Teen Break-ups

Every couple is bound to encounter problems sooner or later. Adults who cope with these bumps well may stay together longer, but, as is often the case, teens don’t follow the adult crowd.

In fact, resolving arguments isn’t a major priority for young couples, according to research from the Behavioural Science Institute at Radboud University Nijmegen in the Netherlands.

Teen Dating Habits

Thao Ha and colleagues at Radboud examined the dating habits of 80 heterosexual couples between ages of 13 and 18 over a period of several years. Participants completed online questionnaires apart from their partners, and later participated in videotaped observation sessions in which they were asked to complete a set of tasks as a couple. 

Researchers found that teenage relationships are vastly different from those of young adults and married couples. Strong evidence suggests that, for adults, quality conflict resolution leads to a longer, healthier relationship.

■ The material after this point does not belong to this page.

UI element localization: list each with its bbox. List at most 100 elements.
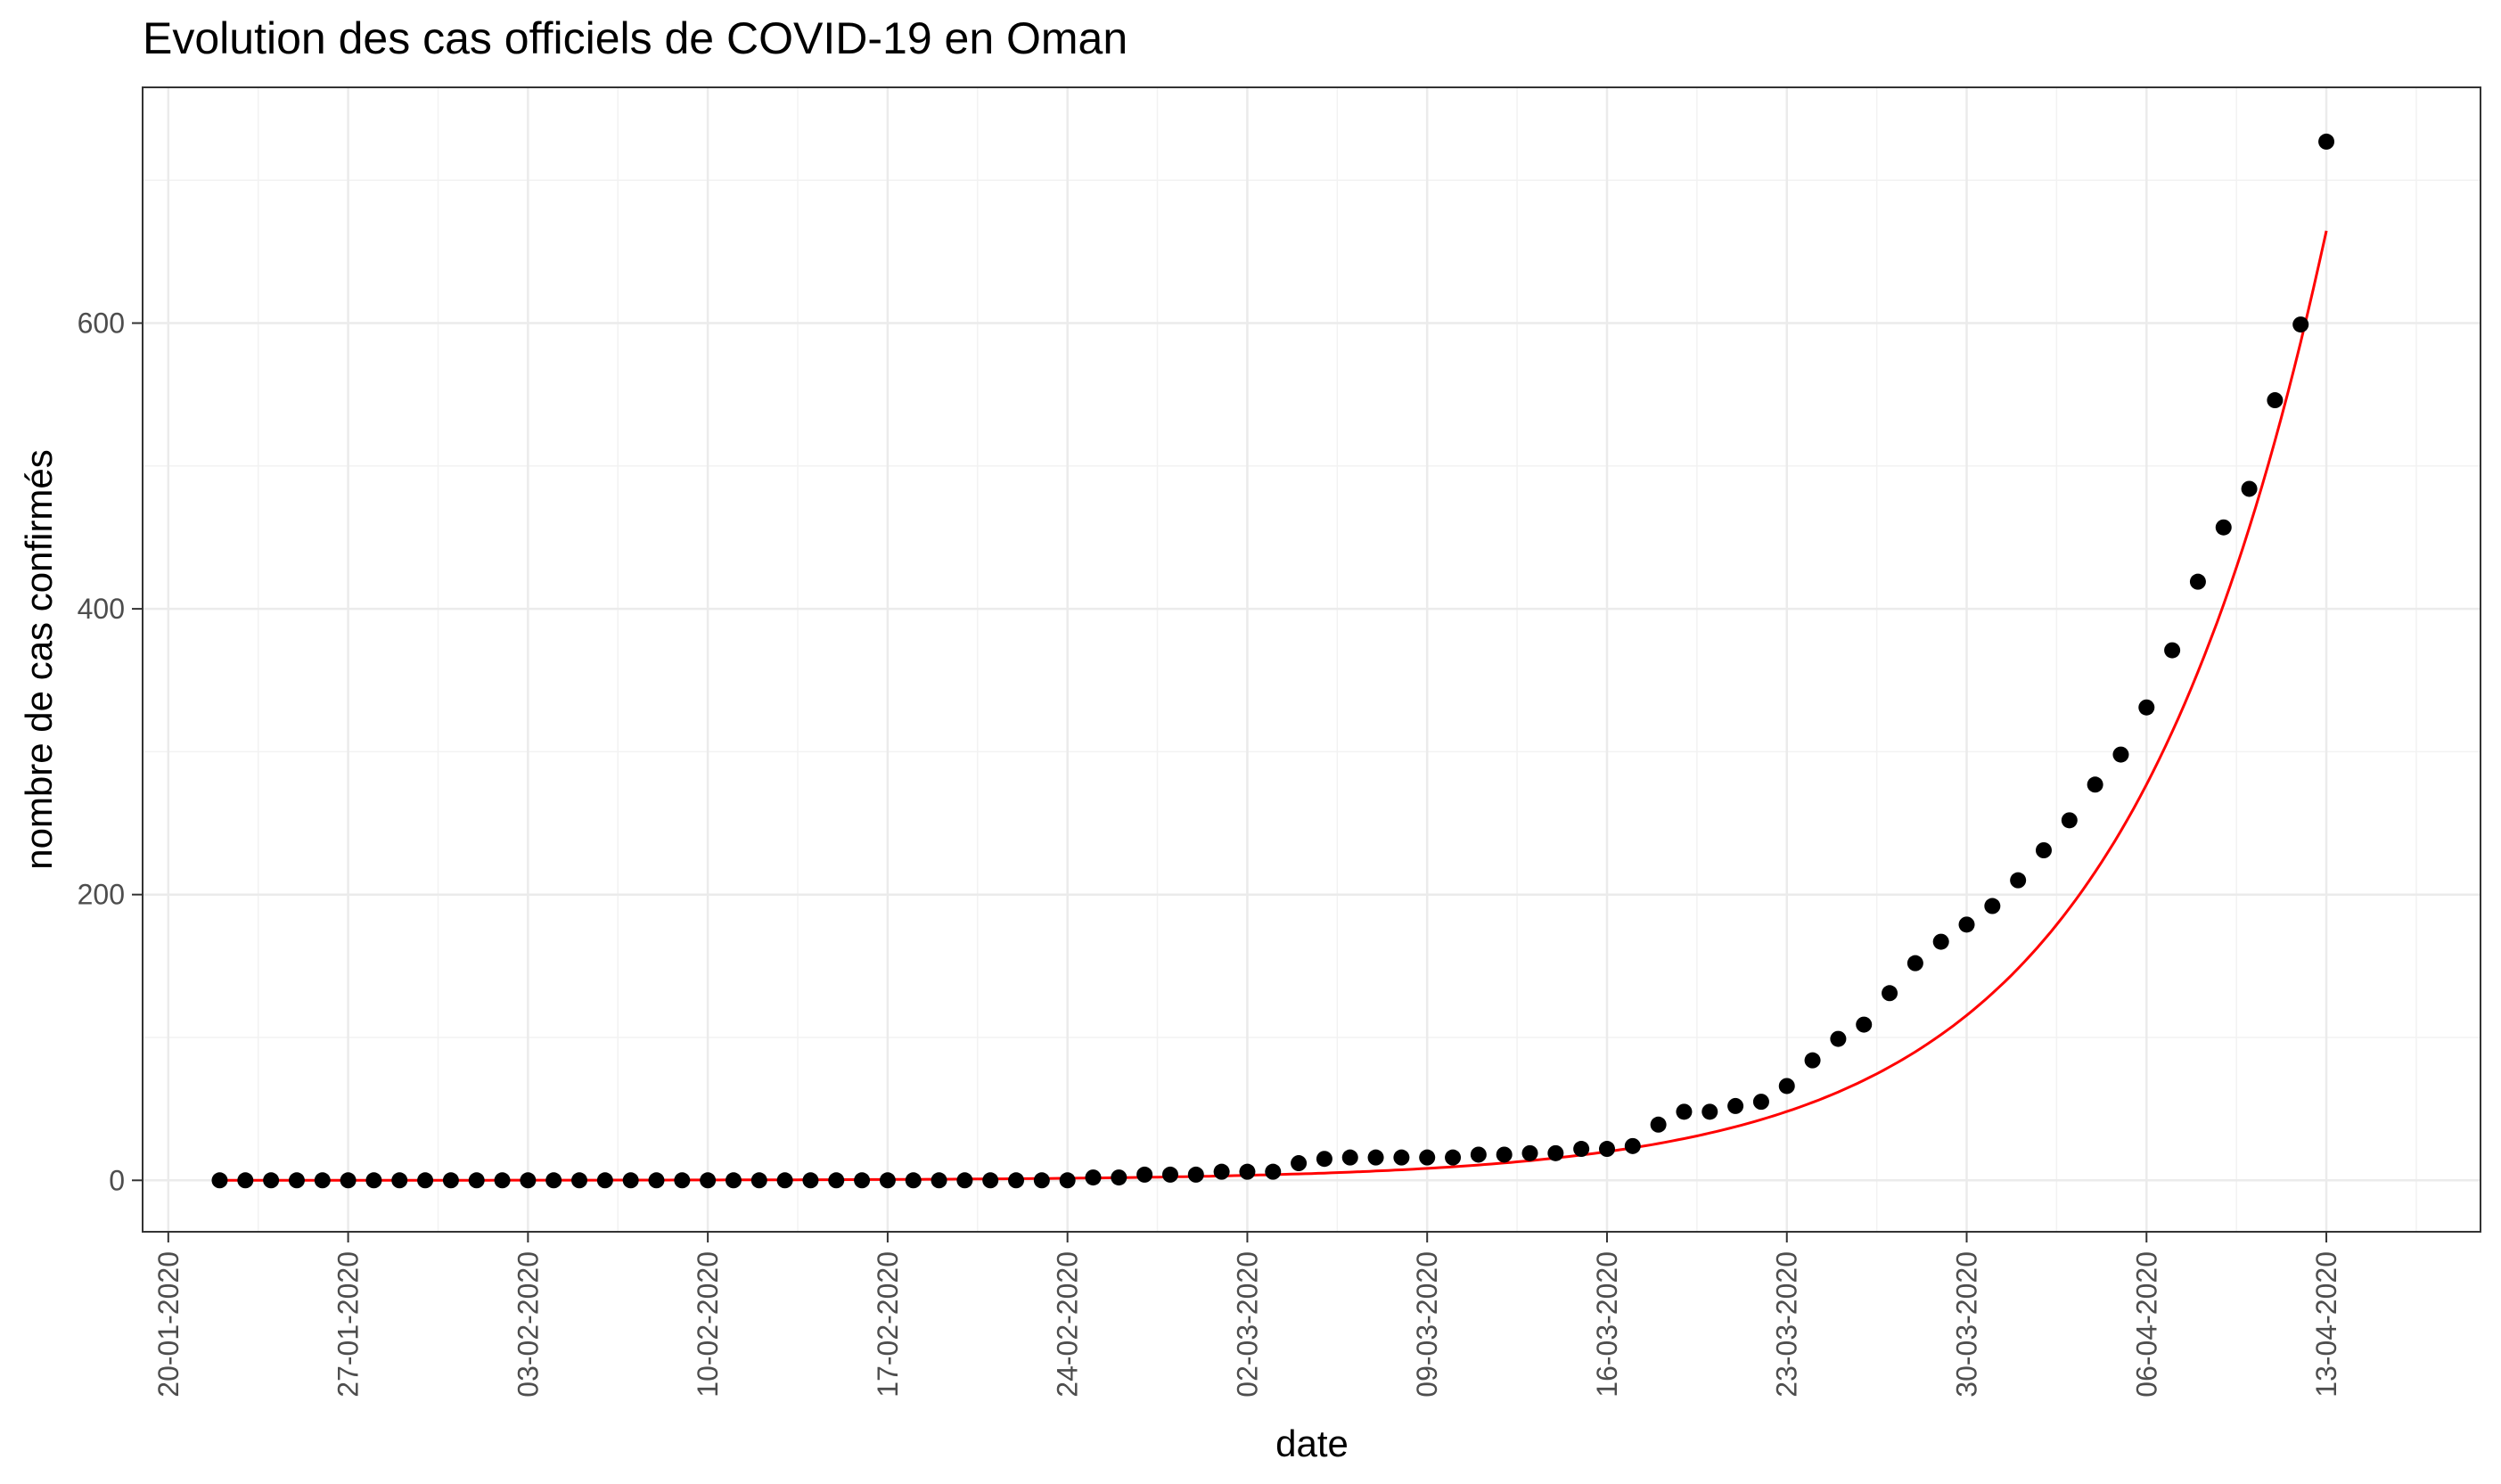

“The results from this prospective study of adolescent couples suggest that conflict resolution and conflict recovery are not related to adolescents’ romantic relationship break-ups,” the study states. “Adolescents who were capable of either resolving or recovering from conflict were not more likely to stay together over time.”

Since teen relationships don’t follow the pattern of adult relationships, what causes teen break-ups? One important observation researchers made is that teens in relationships have fewer arguments than adult couples and that conflict resolution doesn’t necessarily define successful teenage dating.

Instead, teenagers’ relationships tend to revolve around recreational activities couples do together, and can also provide (and depend on) companionship, peer approval, intimacy, love, and physical attraction.

Relationships are an important element of this stage of child development, and positive or negative relationship outcomes can impact teens' mental health.

“These results indicate that teenagers’ romantic relationships are a unique phase in development in which relationship processes that have been found to be of key importance in later periods of life are not valid,” the study concluded. “Romantic dissolutions can be a huge personal loss for teenagers, fueling feelings of despair and depressive moods.”

The Dutch study was published today in the journal PLOS One.

The Impact of Love on a Young Mind

A person’s first relationship is an important step in his or her development. It can, however, be a difficult road to navigate for a teen already coping with social and hormonal changes. 

Researchers at the University of California, Davis’s Sleep Lab have been investigating just how the pubescent brain develops, and they've found that most synaptic pruning—how the brain decides what’s important and what isn’t—occurs between the ages of 12 and 16½, the age at which teens typically start dating. 

Earlier this year, researchers from the University of Georgia also found that people who begin dating young may be four times more likely to drop out of school and twice as likely to drink alcohol and smoke marijuana. There are many possible explanations for this association, but researchers concluded that “dating should not be considered a rite of passage in middle school.” 

Even in friendships, teens need to develop a certain amount of autonomy in order to make decisions independent of their friends. Those who do, according to research from the University of Virginia, tend to fare better and to avoid social problems later in life.